Again and again, as they went on, places of this kind were met with; while twice over they had to pause at spots where the water must have sprung from a shelf ten or a dozen feet down into a basin which it had hollowed for itself in the course of time.
Upon the first of these sudden drops presenting itself Mike stopped with the lanthorn.
“Here’s the end of it,” he said. “Goes down into a sort of bottomless pit, black as ink. Let’s go back.”
Vince stepped close to his side and gazed down into the black depths with a feeling of awe, the place looking the more terrible from the fact that the tunnel had narrowed until there was only just room for them to stand between the smooth granite walls.

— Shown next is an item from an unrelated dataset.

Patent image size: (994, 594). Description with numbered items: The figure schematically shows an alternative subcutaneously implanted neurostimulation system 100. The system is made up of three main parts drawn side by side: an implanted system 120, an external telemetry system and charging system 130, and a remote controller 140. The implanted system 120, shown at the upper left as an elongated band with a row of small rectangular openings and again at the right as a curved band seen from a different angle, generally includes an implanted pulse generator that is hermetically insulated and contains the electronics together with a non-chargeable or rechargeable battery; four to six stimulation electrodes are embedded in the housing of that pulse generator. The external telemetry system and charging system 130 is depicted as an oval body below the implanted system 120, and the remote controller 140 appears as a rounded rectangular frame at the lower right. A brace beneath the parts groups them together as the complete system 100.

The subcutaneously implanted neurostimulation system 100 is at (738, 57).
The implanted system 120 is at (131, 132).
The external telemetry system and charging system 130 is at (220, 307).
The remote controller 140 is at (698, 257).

“Looks rather horrid,” said Vince. “Worse than a big well. Let’s see how deep it is.”
He stepped back and picked up a stone that had fallen from the roof, returning to where Mike held up the lanthorn for him to see.

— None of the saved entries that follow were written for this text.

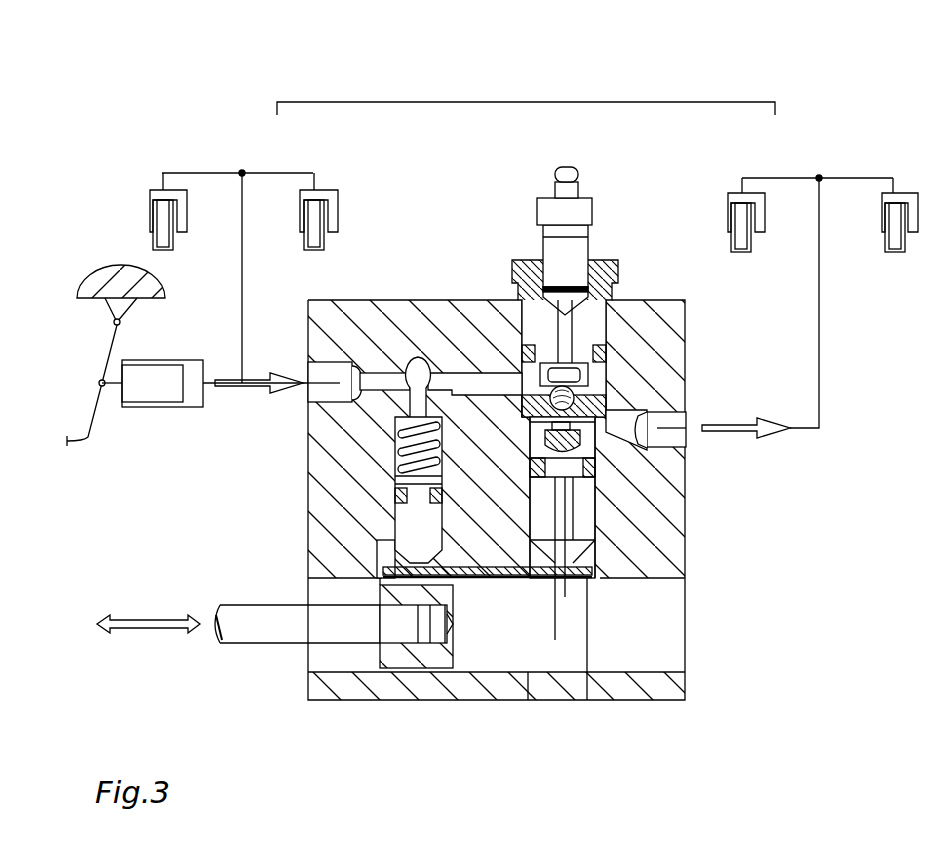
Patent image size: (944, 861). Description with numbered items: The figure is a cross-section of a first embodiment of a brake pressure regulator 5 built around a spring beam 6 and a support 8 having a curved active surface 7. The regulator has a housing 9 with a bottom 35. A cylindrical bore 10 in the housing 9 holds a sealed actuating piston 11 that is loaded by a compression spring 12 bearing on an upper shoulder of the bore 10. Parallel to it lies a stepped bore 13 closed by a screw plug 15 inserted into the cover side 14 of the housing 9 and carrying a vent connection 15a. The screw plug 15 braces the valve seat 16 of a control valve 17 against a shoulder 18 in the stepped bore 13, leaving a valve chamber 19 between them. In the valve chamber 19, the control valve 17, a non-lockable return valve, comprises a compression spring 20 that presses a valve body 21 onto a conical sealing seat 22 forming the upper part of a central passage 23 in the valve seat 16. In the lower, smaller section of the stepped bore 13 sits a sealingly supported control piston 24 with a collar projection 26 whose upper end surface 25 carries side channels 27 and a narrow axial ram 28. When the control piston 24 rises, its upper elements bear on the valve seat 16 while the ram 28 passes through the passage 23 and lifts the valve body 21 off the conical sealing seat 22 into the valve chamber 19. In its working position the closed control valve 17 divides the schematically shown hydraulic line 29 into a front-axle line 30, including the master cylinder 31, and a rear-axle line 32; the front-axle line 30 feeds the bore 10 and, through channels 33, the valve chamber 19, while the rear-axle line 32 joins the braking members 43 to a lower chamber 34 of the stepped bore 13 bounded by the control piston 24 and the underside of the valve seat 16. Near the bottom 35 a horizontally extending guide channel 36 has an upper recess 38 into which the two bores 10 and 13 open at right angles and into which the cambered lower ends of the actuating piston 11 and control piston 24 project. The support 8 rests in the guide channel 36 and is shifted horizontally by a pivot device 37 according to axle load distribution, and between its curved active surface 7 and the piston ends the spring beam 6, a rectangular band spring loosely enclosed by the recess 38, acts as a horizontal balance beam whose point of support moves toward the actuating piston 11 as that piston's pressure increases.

The brake pressure regulator 5 is at (403, 290).
The spring beam 6 is at (449, 640).
The curved active surface 7 is at (400, 700).
The support 8 is at (500, 640).
The housing 9 is at (330, 313).
The cylindrical bore 10 is at (395, 432).
The actuating piston 11 is at (410, 527).
The compression spring 12 is at (395, 455).
The stepped bore 13 is at (505, 480).
The cover side 14 is at (663, 300).
The screw plug 15 is at (615, 273).
The vent connection 15a is at (580, 192).
The valve seat 16 is at (606, 402).
The control valve 17 is at (607, 393).
The shoulder 18 is at (656, 452).
The valve chamber 19 is at (607, 380).
The compression spring 20 is at (565, 167).
The valve body 21 is at (453, 395).
The conical sealing seat 22 is at (660, 433).
The passage 23 is at (552, 408).
The control piston 24 is at (587, 528).
The upper end surface 25 is at (538, 477).
The collar projection 26 is at (640, 550).
The side channels 27 is at (555, 640).
The ram 28 is at (565, 597).
The hydraulic line 29 is at (535, 102).
The front-axle line 30 is at (277, 168).
The master cylinder 31 is at (193, 373).
The rear-axle line 32 is at (775, 172).
The channels 33 is at (500, 373).
The lower chamber 34 is at (600, 496).
The bottom 35 is at (608, 690).
The guide channel 36 is at (648, 655).
The pivot device 37 is at (351, 700).
The upper recess 38 is at (382, 557).
The braking members 43 is at (907, 192).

Down went the block of stone, and they prepared themselves to hear it go bounding and echoing far away in the bowels of the earth; but it stopped instantly with a loud clang, and Vince cried,—
“Why, it isn’t deep at all! I can see it.”
A ring or two of the rope was cast loose, passed through the handle of the lanthorn, and upon lowering it down block after block presented itself sufficient to enable them to descend into what proved to be quite a hollow, from which the stream must have leapt into another and again into another, each being a fall of only a few feet. After which there was another great pot-hole, like a vast mortar with a handleless pestle of rock remaining therein.
Beyond this the water had carved out a rugged trough, steep enough to form a slide if they had felt disposed to trust themselves to it, and Vince laughingly suggested that they should glide down.